Hello,
I was just recently using a quite large macro which is used for calculating ratios. After running the macro, I got the following syntax error message:
ERROR 22-322: Syntax error, expecting one of the following: !, !!, &, (, *, **, +, ',', -, /, <, <=, <>, =, >, ><, >=, AND, EQ, GE, GT, IN, LE, LT, MAX, MIN, NE, NG, NL, NOTIN, OR, [, ^=, {, |, ||, ~=.
The code inside the macro where the error occurs is the following:
%let p_gen = _p1;
data new;
set old;
...
w725000&p_gen = sum(0, w240000&p_gen, -w239000&p_gen, w239010&p_gen);
...
run;
Basically what happens is that SAS does not translate the macro variable properly and adds whitespace before the macro variable.
What SAS should do: w240000_p1
What SAS does: w240000 p1
And obviously that does not really work.
Please tell me the reason behind this strange bug, since the workaround can be quite tedious.
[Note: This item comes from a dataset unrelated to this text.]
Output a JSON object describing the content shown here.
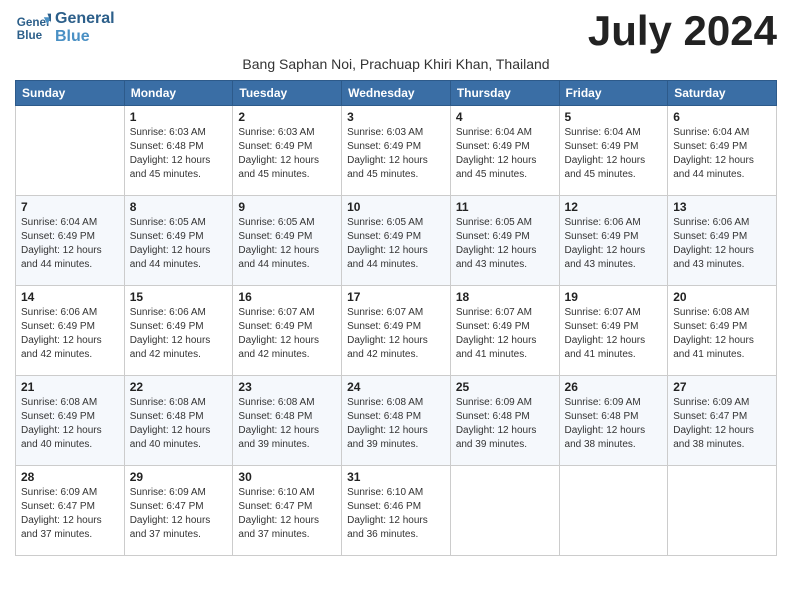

Btw I am working in SAS EG 7.1.
Thanks a lot and kind regards
Paul
This can happen if you used any macro quoting for the variable. With a simple content like
_p1
this should not be necessary.
See this piece of reference code:
options symbolgen;
%let p_gen = _p1;
data test;
xxx&p_gen.yyy = 1;
run;
You can see that you do not get blanks, in the log (no ERROR) and in the dataset.
So it is essential to know what happens between the %LET and the use of the macro variable in the data step.
It looks more like the underscore is being changed to a blank. It does not look like SAS is pre-pending a blank.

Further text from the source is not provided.